Most of it is free to explore, with charges for some exhibitions, and special events. https://www.english-heritage.org.uk/visit/places/hadrians-wall/
It is significantly lower than when it was built of course, as most of the stones were reused when the Romans left.
Toilets provided for the soldiers.
A substantial fort just south of the wall, at Vindolanda.
St Albans, Hertfordshire.
This was formerly known as Verulanium, and was one of the largest Roman cities in Britain. Just 25 miles north of London, it is easy to get to, and full of interesting history.
Exploring Verulamium, the Roman city of St Albans (UK)
The open air theatre, which was said to have had perfect acoustics.
Chedworth Roman Villa, Gloucestershire.
A lovely example of the house of a rich Roman, now run by the National Trust. There is a charge for entry.

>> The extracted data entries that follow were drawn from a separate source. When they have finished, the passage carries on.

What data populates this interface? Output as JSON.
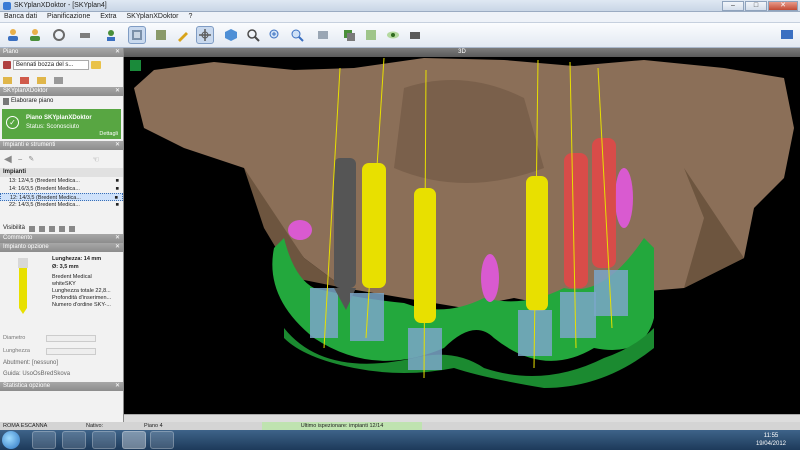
{
  "window": {
    "title": "SKYplanXDoktor - [SKYplan4]"
  },
  "menu": [
    "Banca dati",
    "Pianificazione",
    "Extra",
    "SKYplanXDoktor",
    "?"
  ],
  "left_panel": {
    "piano_header": "Piano",
    "plan_select": "Bennati bozza del s...",
    "doktor_header": "SKYplanXDoktor",
    "elaborare": "Elaborare piano",
    "status_title": "Piano SKYplanXDoktor",
    "status_sub": "Status: Sconosciuto",
    "status_link": "Dettagli",
    "impianti_header": "Impianti e strumenti",
    "tree_header": "Impianti",
    "implants": [
      "13: 12/4,5 (Bredent Medica...",
      "14: 16/3,5 (Bredent Medica...",
      "12: 14/3,5 (Bredent Medica...",
      "22: 14/3,5 (Bredent Medica..."
    ],
    "visibility_label": "Visibilità",
    "commento_header": "Commento",
    "impianto_header": "Impianto opzione",
    "length_label": "Lunghezza: 14 mm",
    "diameter_label": "Ø: 3,5 mm",
    "maker": "Bredent Medical",
    "line": "whiteSKY",
    "total_length": "Lunghezza totale 22,8...",
    "depth": "Profondità d'inserimen...",
    "order": "Numero d'ordine SKY-...",
    "diametro_label": "Diametro",
    "lunghezza_label": "Lunghezza",
    "abutment_label": "Abutment: [nessuno]",
    "guide_label": "Guida: UsoOsBredSkova",
    "stats_header": "Statistica opzione"
  },
  "viewport": {
    "header": "3D"
  },
  "status": {
    "left": "ROMA ESCANNA",
    "mid": "Nativo:",
    "plan": "Piano 4",
    "center": "Ultimo ispezionare: impianti 12/14"
  },
  "clock": {
    "time": "11:55",
    "date": "19/04/2012"
  },
  "colors": {
    "bone": "#8b6f58",
    "gum": "#23a83d",
    "implant_yellow": "#e8e000",
    "implant_red": "#e04848",
    "implant_gray": "#555555",
    "sleeve": "#7aa6c8",
    "nerve": "#d95ad0"
  }
}
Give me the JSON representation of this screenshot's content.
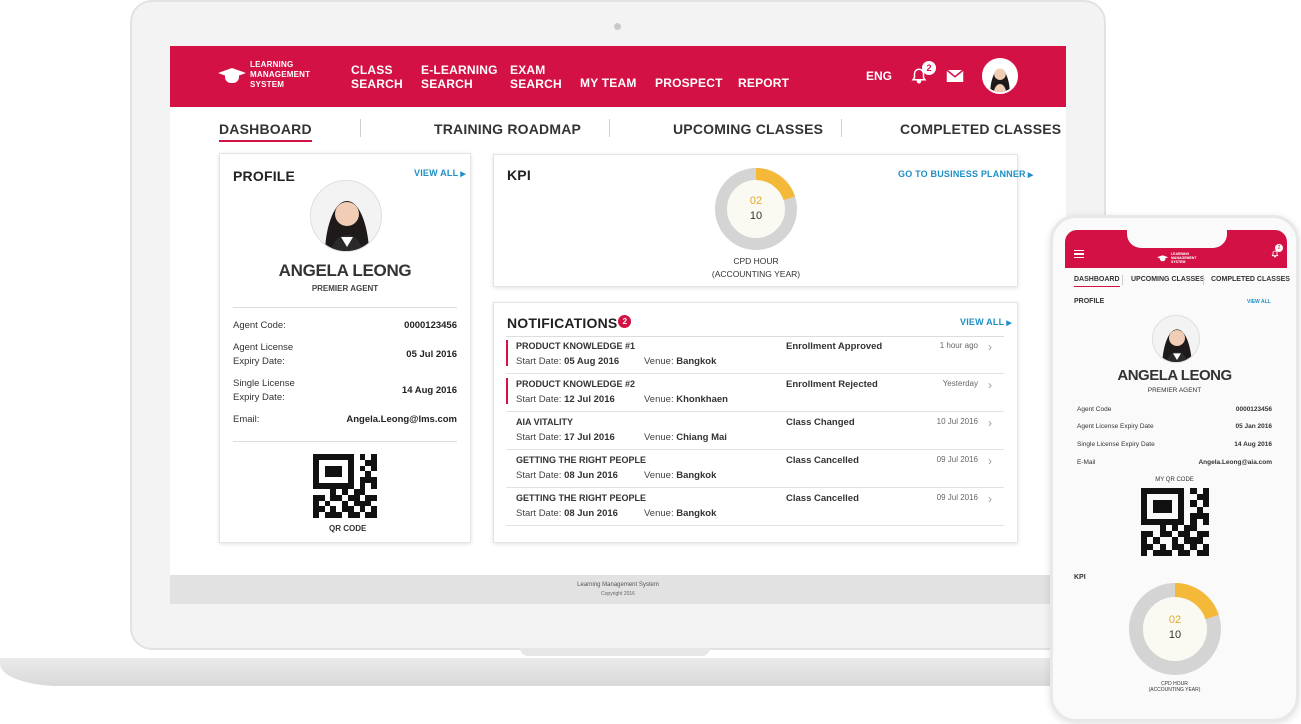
{
  "app": {
    "logo_line1": "LEARNING",
    "logo_line2": "MANAGEMENT",
    "logo_line3": "SYSTEM"
  },
  "nav": {
    "items": [
      {
        "line1": "CLASS",
        "line2": "SEARCH"
      },
      {
        "line1": "E-LEARNING",
        "line2": "SEARCH"
      },
      {
        "line1": "EXAM",
        "line2": "SEARCH"
      },
      {
        "line1": "MY TEAM",
        "line2": ""
      },
      {
        "line1": "PROSPECT",
        "line2": ""
      },
      {
        "line1": "REPORT",
        "line2": ""
      }
    ],
    "language": "ENG",
    "notification_count": "2"
  },
  "tabs": [
    "DASHBOARD",
    "TRAINING ROADMAP",
    "UPCOMING CLASSES",
    "COMPLETED CLASSES"
  ],
  "profile": {
    "title": "PROFILE",
    "view_all": "VIEW ALL",
    "name": "ANGELA LEONG",
    "role": "PREMIER AGENT",
    "fields": [
      {
        "label_line1": "Agent Code:",
        "label_line2": "",
        "value": "0000123456"
      },
      {
        "label_line1": "Agent License",
        "label_line2": "Expiry Date:",
        "value": "05 Jul 2016"
      },
      {
        "label_line1": "Single License",
        "label_line2": "Expiry Date:",
        "value": "14 Aug 2016"
      },
      {
        "label_line1": "Email:",
        "label_line2": "",
        "value": "Angela.Leong@lms.com"
      }
    ],
    "qr_label": "QR CODE"
  },
  "kpi": {
    "title": "KPI",
    "link": "GO TO BUSINESS PLANNER",
    "completed": "02",
    "target": "10",
    "fraction": 0.2,
    "caption_line1": "CPD HOUR",
    "caption_line2": "(ACCOUNTING YEAR)",
    "colors": {
      "progress": "#f5b93a",
      "track": "#d4d4d4",
      "center": "#fafaf2"
    }
  },
  "notifications": {
    "title": "NOTIFICATIONS",
    "count": "2",
    "view_all": "VIEW ALL",
    "start_date_label": "Start Date:",
    "venue_label": "Venue:",
    "items": [
      {
        "title": "PRODUCT KNOWLEDGE #1",
        "start_date": "05 Aug 2016",
        "venue": "Bangkok",
        "status": "Enrollment Approved",
        "time": "1 hour ago",
        "flag": true
      },
      {
        "title": "PRODUCT KNOWLEDGE #2",
        "start_date": "12 Jul 2016",
        "venue": "Khonkhaen",
        "status": "Enrollment Rejected",
        "time": "Yesterday",
        "flag": true
      },
      {
        "title": "AIA VITALITY",
        "start_date": "17 Jul 2016",
        "venue": "Chiang Mai",
        "status": "Class Changed",
        "time": "10 Jul 2016",
        "flag": false
      },
      {
        "title": "GETTING THE RIGHT PEOPLE",
        "start_date": "08 Jun 2016",
        "venue": "Bangkok",
        "status": "Class Cancelled",
        "time": "09 Jul 2016",
        "flag": false
      },
      {
        "title": "GETTING THE RIGHT PEOPLE",
        "start_date": "08 Jun 2016",
        "venue": "Bangkok",
        "status": "Class Cancelled",
        "time": "09 Jul 2016",
        "flag": false
      }
    ]
  },
  "footer": {
    "line1": "Learning Management System",
    "line2": "Copyright 2016"
  },
  "mobile": {
    "tabs": [
      "DASHBOARD",
      "UPCOMING CLASSES",
      "COMPLETED CLASSES"
    ],
    "profile_title": "PROFILE",
    "view_all": "VIEW ALL",
    "name": "ANGELA LEONG",
    "role": "PREMIER AGENT",
    "fields": [
      {
        "label": "Agent Code",
        "value": "0000123456"
      },
      {
        "label": "Agent License Expiry Date",
        "value": "05 Jan 2016"
      },
      {
        "label": "Single License Expiry Date",
        "value": "14 Aug 2016"
      },
      {
        "label": "E-Mail",
        "value": "Angela.Leong@aia.com"
      }
    ],
    "qr_label": "MY QR CODE",
    "kpi_title": "KPI",
    "kpi_completed": "02",
    "kpi_target": "10",
    "kpi_caption_line1": "CPD HOUR",
    "kpi_caption_line2": "(ACCOUNTING YEAR)",
    "notification_count": "2"
  },
  "colors": {
    "brand": "#d31145",
    "link": "#1e8fc6"
  }
}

Carleon Fort and baths, south Wales.
An example of how far west Roman occupation extended. There is a charge for entry.
Wroxeter Roman City, Shrewsbury, Shropshire.
Another western site, known by the Romans as Viroconium Cornoviorum. This was the fourth largest city in Roman Britain, and has been extensively excavated. There is a charge for entry.
As you can see, the Romans left their mark all over Britain, and I recommend you try to see some of these amazing historical sites if you visit this country.